Egypt renews detention of Al Jazeera's Mahmoud Hussein

Al Jazeera denounces Egypt's decision to extend Hussein’s detention by 45 days and calls for his unconditional release.

Al Jazeera has denounced Egypt's decision on Thursday to extend Mahmoud Hussein’s detention by 45 days, demanding his unconditional release. 

Hussein, an Egyptian national based in Qatar, was stopped, questioned and arrested by authorities on December 20, after travelling to Cairo for a holiday.

Five days after his initial arrest, Egypt's interior ministry accused him of "disseminating false news and receiving monetary funds from foreign authorities in order to defame the state's reputation".

Since then, he has been detained for 184 days, suffering mistreatment and being denied his legal rights.

Al Jazeera has rejected the allegations against him and urges his unconditional release.

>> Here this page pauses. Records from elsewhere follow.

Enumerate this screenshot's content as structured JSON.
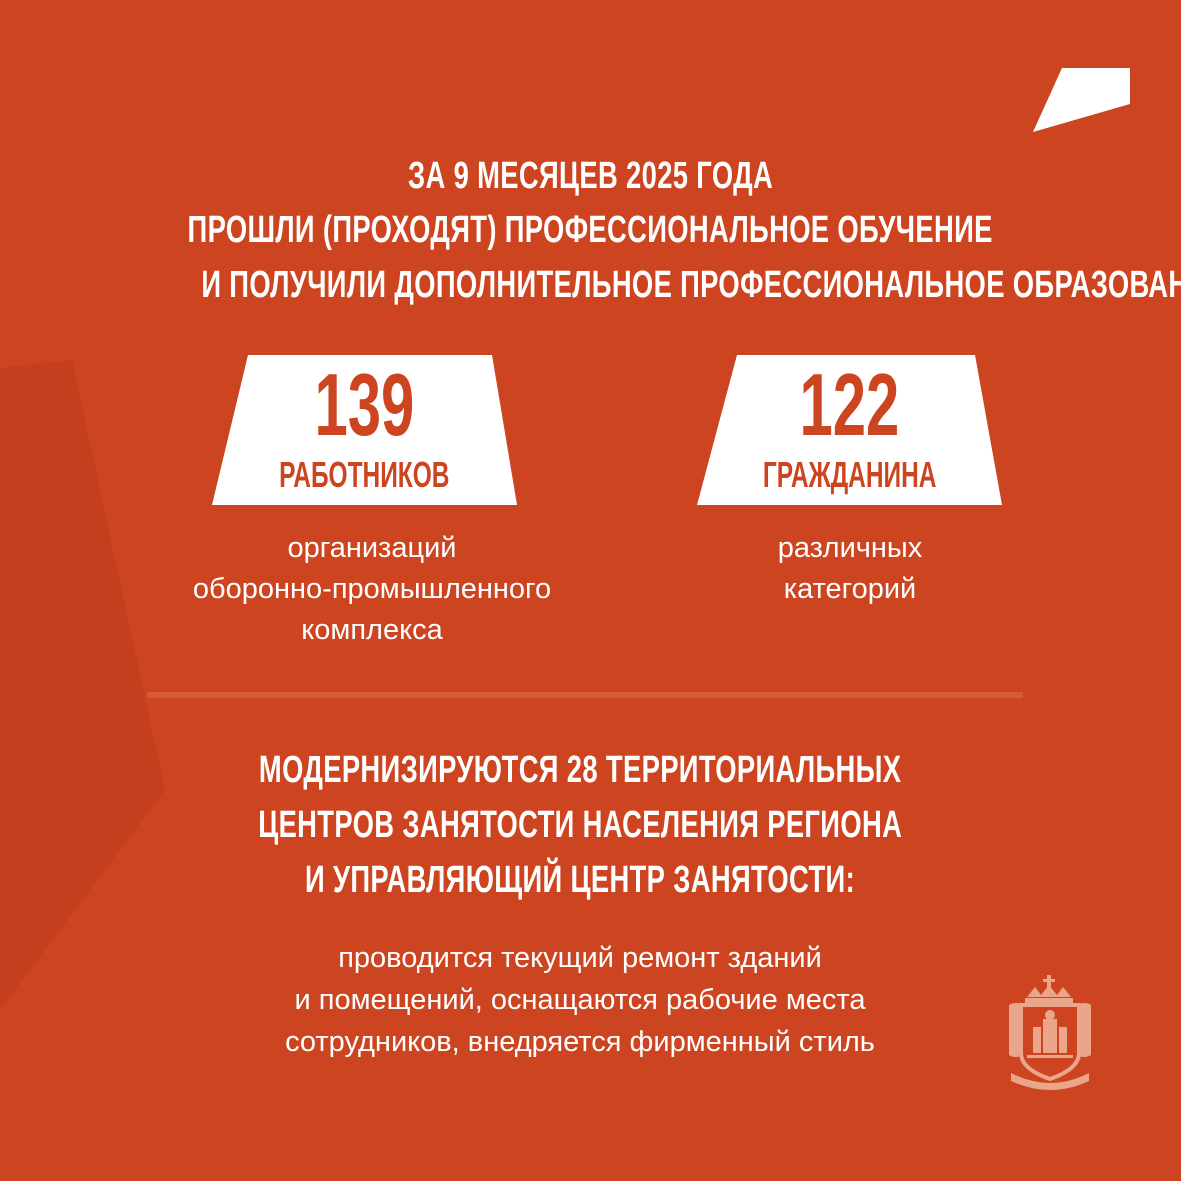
{
  "colors": {
    "background": "#cd4420",
    "accent_white": "#ffffff",
    "emblem": "#eaa58a"
  },
  "heading_1": [
    "ЗА 9 МЕСЯЦЕВ 2025 ГОДА",
    "ПРОШЛИ (ПРОХОДЯТ) ПРОФЕССИОНАЛЬНОЕ ОБУЧЕНИЕ",
    "И ПОЛУЧИЛИ ДОПОЛНИТЕЛЬНОЕ ПРОФЕССИОНАЛЬНОЕ ОБРАЗОВАНИЕ:"
  ],
  "stats": [
    {
      "value": "139",
      "unit": "РАБОТНИКОВ",
      "description": [
        "организаций",
        "оборонно-промышленного",
        "комплекса"
      ]
    },
    {
      "value": "122",
      "unit": "ГРАЖДАНИНА",
      "description": [
        "различных",
        "категорий"
      ]
    }
  ],
  "heading_2": [
    "МОДЕРНИЗИРУЮТСЯ 28 ТЕРРИТОРИАЛЬНЫХ",
    "ЦЕНТРОВ ЗАНЯТОСТИ НАСЕЛЕНИЯ РЕГИОНА",
    "И УПРАВЛЯЮЩИЙ ЦЕНТР ЗАНЯТОСТИ:"
  ],
  "body_2": [
    "проводится текущий ремонт зданий",
    "и помещений, оснащаются рабочие места",
    "сотрудников, внедряется фирменный стиль"
  ],
  "icons": {
    "logo": "regional-coat-of-arms-icon",
    "corner": "corner-flag-shape"
  }
}
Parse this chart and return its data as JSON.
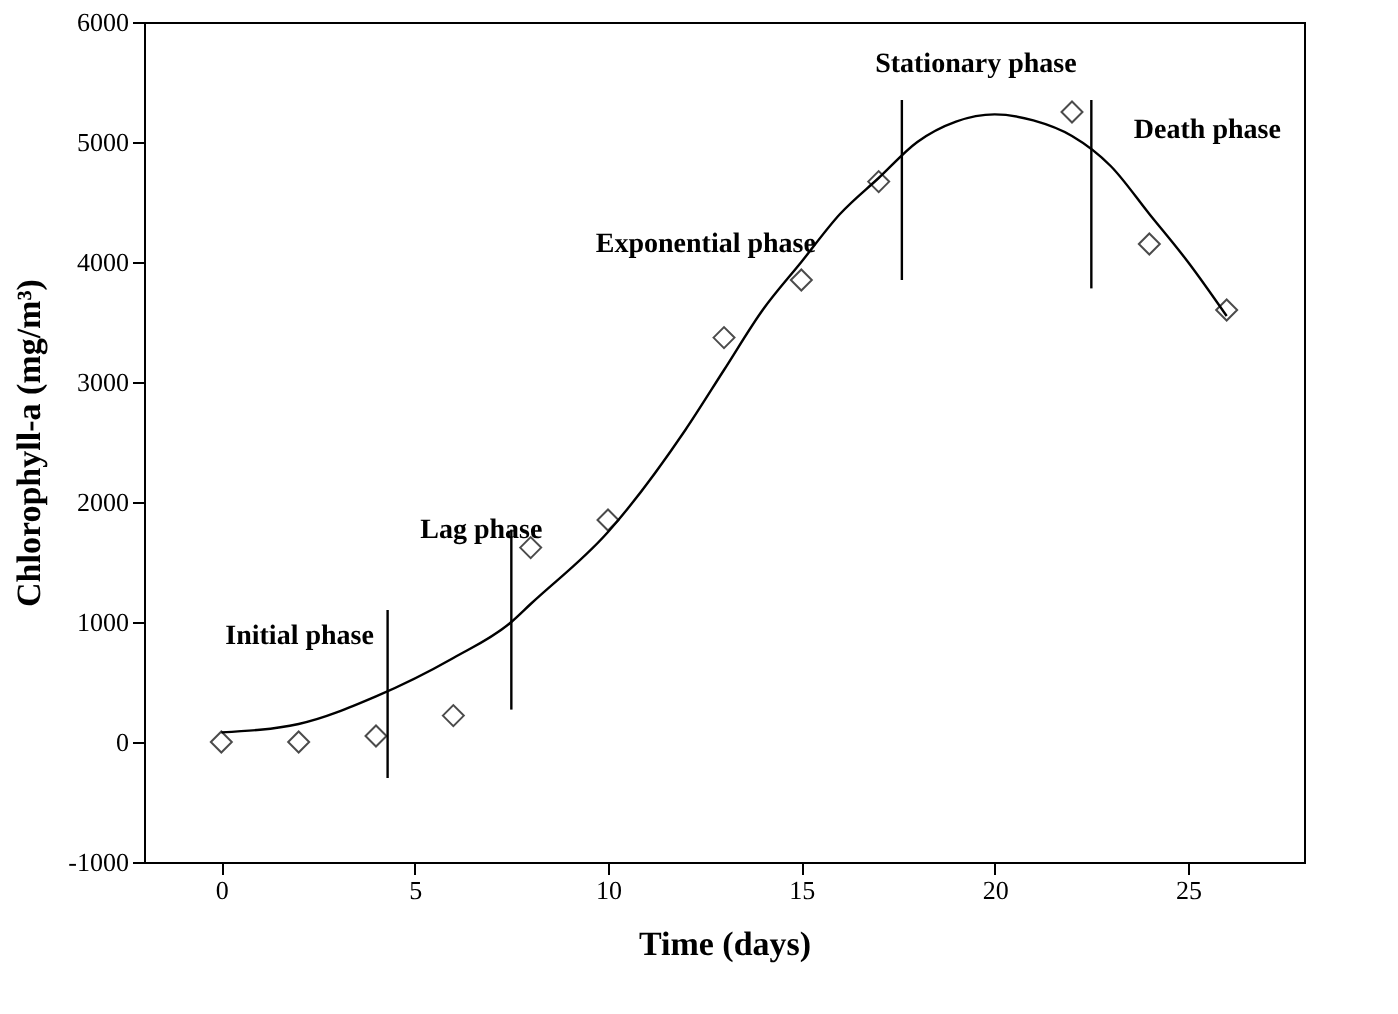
{
  "chart_data": {
    "type": "scatter",
    "xlabel": "Time (days)",
    "ylabel": "Chlorophyll-a (mg/m³)",
    "xlim": [
      -2,
      28
    ],
    "xticks": [
      0,
      5,
      10,
      15,
      20,
      25
    ],
    "ylim": [
      -1000,
      6000
    ],
    "yticks": [
      -1000,
      0,
      1000,
      2000,
      3000,
      4000,
      5000,
      6000
    ],
    "grid": false,
    "series": [
      {
        "marker": "diamond",
        "color": "#000000",
        "x": [
          0,
          2,
          4,
          6,
          8,
          10,
          13,
          15,
          17,
          22,
          24,
          26
        ],
        "values": [
          0,
          0,
          50,
          220,
          1620,
          1850,
          3370,
          3850,
          4670,
          5250,
          4150,
          3600
        ]
      },
      {
        "type": "line",
        "color": "#000000",
        "x": [
          0,
          2,
          4,
          6,
          7.5,
          8,
          10,
          12,
          13,
          14,
          15,
          16,
          17,
          18,
          19,
          20,
          21,
          22,
          23,
          24,
          25,
          26
        ],
        "values": [
          80,
          150,
          380,
          700,
          1000,
          1150,
          1750,
          2600,
          3100,
          3600,
          4000,
          4400,
          4700,
          5000,
          5170,
          5230,
          5180,
          5050,
          4800,
          4400,
          4000,
          3550
        ]
      },
      {
        "type": "line",
        "color": "#000000",
        "x": [
          4.3,
          4.3
        ],
        "values": [
          -300,
          1100
        ]
      },
      {
        "type": "line",
        "color": "#000000",
        "x": [
          7.5,
          7.5
        ],
        "values": [
          270,
          1770
        ]
      },
      {
        "type": "line",
        "color": "#000000",
        "x": [
          17.6,
          17.6
        ],
        "values": [
          3850,
          5350
        ]
      },
      {
        "type": "line",
        "color": "#000000",
        "x": [
          22.5,
          22.5
        ],
        "values": [
          3780,
          5350
        ]
      }
    ],
    "annotations": [
      "Initial phase",
      "Lag phase",
      "Exponential phase",
      "Stationary phase",
      "Death phase"
    ]
  }
}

The Al Jazeera Media Network said in a statement on Thursday that it holds the Egyptian authorities responsible for his safety and well-being.

"Al Jazeera Media Network rejects all the baseless allegations against Hussein, and condemns the unfair detention, in addition to obtaining false confessions by force. Furthermore, the network holds the Egyptian authorities responsible for Hussein’s safety and well-being," it said.

Over the past few years, Egyptian authorities have arrested several Al Jazeera employees, raising concerns over media freedom in the country.

In May 2016, a Cairo court sentenced a former editor-in-chief of Al Jazeera Arabic, Ibrahim Helal, to death, charging him in absentia with endangering national security.

Al Jazeera's Baher Mohamed, Mohamed Fahmy and Peter Greste - along with seven colleagues outside the country - were accused of spreading "false news" during their coverage of the aftermath of the military overthrow of then-president Mohamed Morsi in 2013, the year they were taken into custody.

Mohamed and Fahmy spent 437 days in jail before being released. Greste spent more than a year in prison.

The judge who sentenced the journalists said they were brought together "by the devil" to destabilise the country.